Vor dem Haus von Fairouz erinnerten Demonstranten Frankreichs Präsidenten daran, was sie von ihm erwarten. «Kein Kabinett mit den Mördern», «Nein zu Adib!» und «Wir wollen Nawaf Salam!» Der 66-jährige Salam ist Richter am Internationalen Gerichtshof in Den Haag, in ihm sieht die Protestbewegung einen möglichen Kandidaten für eine zivil geführte Regierung. Mit der Designation von Adib scheint diese Personalie nun unwahrscheinlich. In einem Interview mit dem Magazin «Politico» sagte Macron auf dem Flug nach Beirut, die Alternative Salam hätte nicht funktioniert, da er nicht genügend parlamentarische Unterstützung bekommen hätte. So soll die mächtige Hizbollah ein Veto gegen Salam eingelegt haben. Es ist vertrackt im Libanon, das weiss Macron. Er sagt deshalb auch: «Es ist eine riskante Wette, die ich mache, ich bin mir dessen bewusst. Ich lege das Einzige auf den Tisch, was ich habe: mein politisches Kapital.»
Besuch in einem Zedernwald
Für Macron bedeutet sein Engagement im Libanon auch die Möglichkeit, das weltpolitische Gewicht Frankreichs zu betonen. «Wir müssen weiterhin versuchen, die gesamte internationale Gemeinschaft zu mobilisieren», sagte Macron. Er erklärte sich bereit, in Paris im Oktober eine weitere Konferenz zu organisieren, auf der finanzielle und logistische Hilfe für den Libanon koordiniert werden soll. Das offensive Engagement des französischen Präsidenten läuft dabei stets Gefahr, als paternalistische Geste der früheren Kolonialmacht gesehen zu werden, der ibanon wurde 1920 unter französischem Mandat gegründet. An diesem 1. September jährt sich die Entstehung des damals Grosslibanon getauften Staates zum hundertsten Mal. Macron beging dieses Jubiläum mit einem Besuch in einem Zedernwald, dessen Schutz Frankreich mitfinanziert. Statt eine Rede zu halten, beschränkte er sich darauf, einen Baum zu pflanzen. Die Libanesen seien für die Franzosen «wie Brüder» hatte Macron zuvor auf Twitter geschrieben, auch auf Arabisch. Eine Formulierung, welche die Gleichberechtigung der beiden Länder betonen soll. Die klaren Ansagen an die Politik kombiniert Frankreichs Präsident mit Zuneigungsbekundungen an Land und Bevölkerung.

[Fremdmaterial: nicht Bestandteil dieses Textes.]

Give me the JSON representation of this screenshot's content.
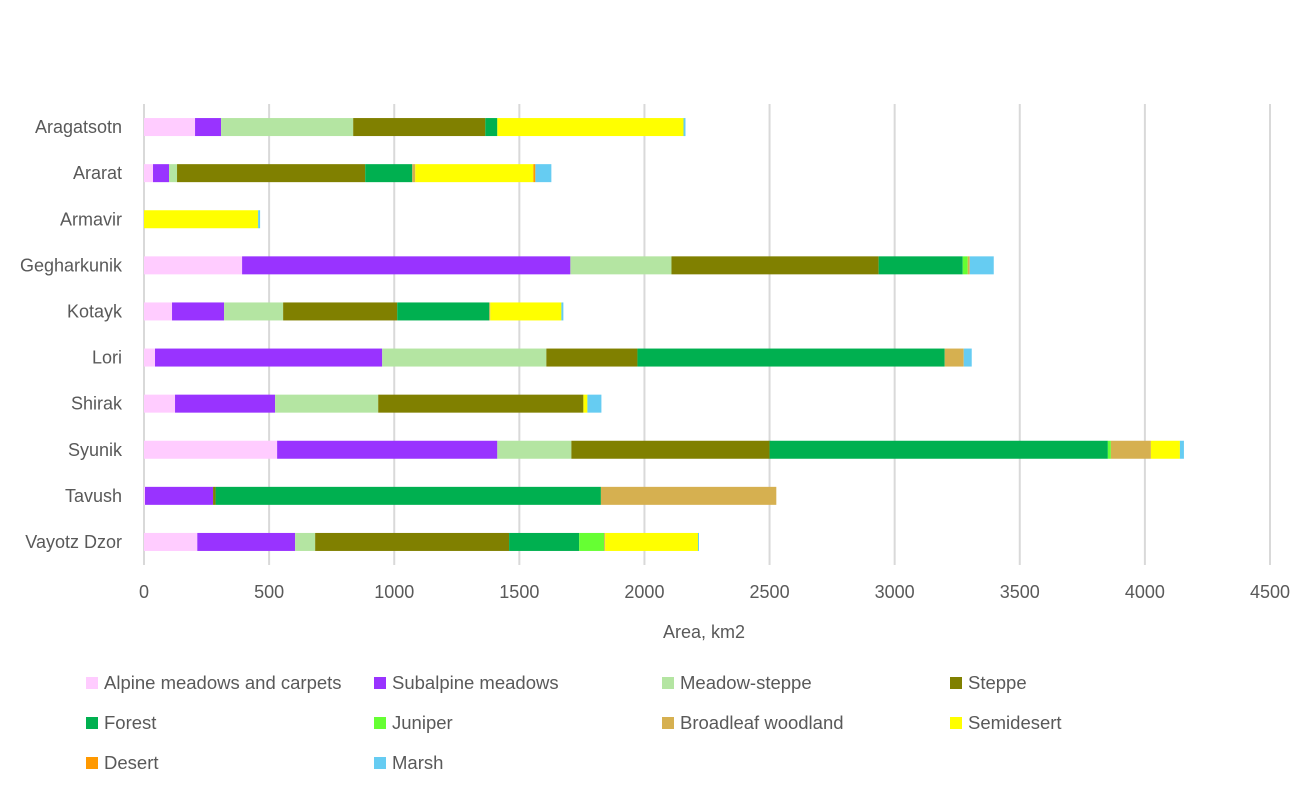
{
  "chart_data": {
    "type": "bar",
    "orientation": "horizontal",
    "stacked": true,
    "title": "",
    "xlabel": "Area, km2",
    "ylabel": "",
    "xlim": [
      0,
      4500
    ],
    "xticks": [
      0,
      500,
      1000,
      1500,
      2000,
      2500,
      3000,
      3500,
      4000,
      4500
    ],
    "xtick_labels": [
      "0",
      "500",
      "1000",
      "1500",
      "2000",
      "2500",
      "3000",
      "3500",
      "4000",
      "4500"
    ],
    "grid": true,
    "legend_position": "bottom",
    "categories": [
      "Aragatsotn",
      "Ararat",
      "Armavir",
      "Gegharkunik",
      "Kotayk",
      "Lori",
      "Shirak",
      "Syunik",
      "Tavush",
      "Vayotz Dzor"
    ],
    "series": [
      {
        "name": "Alpine meadows and carpets",
        "color": "#ffccff",
        "values": [
          204,
          36,
          0,
          392,
          112,
          44,
          124,
          532,
          4,
          213
        ]
      },
      {
        "name": "Subalpine meadows",
        "color": "#9933ff",
        "values": [
          104,
          64,
          0,
          1312,
          208,
          908,
          400,
          880,
          272,
          391
        ]
      },
      {
        "name": "Meadow-steppe",
        "color": "#b4e5a2",
        "values": [
          528,
          32,
          0,
          404,
          236,
          656,
          412,
          296,
          0,
          80
        ]
      },
      {
        "name": "Steppe",
        "color": "#808000",
        "values": [
          528,
          752,
          0,
          828,
          456,
          364,
          820,
          792,
          10,
          775
        ]
      },
      {
        "name": "Forest",
        "color": "#00b050",
        "values": [
          48,
          188,
          0,
          336,
          368,
          1228,
          0,
          1352,
          1540,
          280
        ]
      },
      {
        "name": "Juniper",
        "color": "#66ff33",
        "values": [
          0,
          0,
          0,
          20,
          0,
          0,
          0,
          12,
          0,
          100
        ]
      },
      {
        "name": "Broadleaf woodland",
        "color": "#d6b050",
        "values": [
          0,
          12,
          0,
          8,
          4,
          76,
          0,
          160,
          701,
          4
        ]
      },
      {
        "name": "Semidesert",
        "color": "#ffff00",
        "values": [
          744,
          472,
          456,
          0,
          284,
          0,
          16,
          116,
          0,
          371
        ]
      },
      {
        "name": "Desert",
        "color": "#ff9900",
        "values": [
          0,
          8,
          0,
          0,
          0,
          0,
          0,
          0,
          0,
          0
        ]
      },
      {
        "name": "Marsh",
        "color": "#66ccf2",
        "values": [
          8,
          64,
          8,
          96,
          8,
          32,
          56,
          16,
          0,
          4
        ]
      }
    ]
  }
}
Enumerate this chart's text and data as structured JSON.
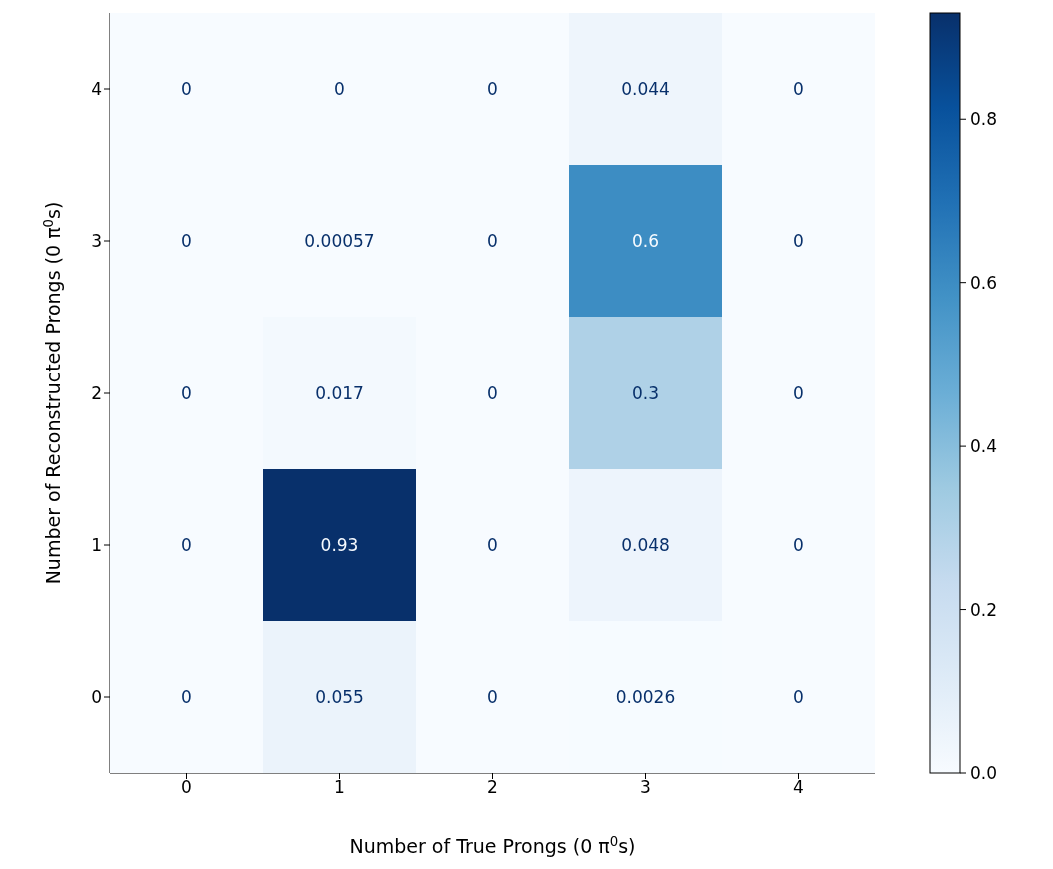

Hausaufgaben für Libanesen
Ganz so demütig trat der französische Präsident dann aber nicht auf. Für den späten Dienstagnachmittag war ein Treffen mit den wichtigsten politischen Führern des Landes geplant, das zweite innerhalb weniger Wochen. Im Vorfeld sollten diese ihre Ansichten zur Entwicklung des politischen Systems darlegen, schriftlich, wohlgemerkt. Der libanesisch-britische Architekt und Satiriker Karl Sharro twitterte dazu, Macron gebe den libanesischen Politikern zwischen seinen Besuchen «Hausaufgaben». Das sei «rührend». Macron würde das wohl anders formulieren. Er bringt seinen politisch-diplomatischen Balanceakt im Libanon auf folgende Formel: «Fordern, ohne Einfluss zu nehmen.» Ein Konzept mit eingebautem Widerspruch. Schliesslich hat Macron der libanesischen Politik einen Fahrplan vorgelegt, der unter anderem Neuwahlen innerhalb der kommenden sechs bis zwölf Monate möglich machen soll.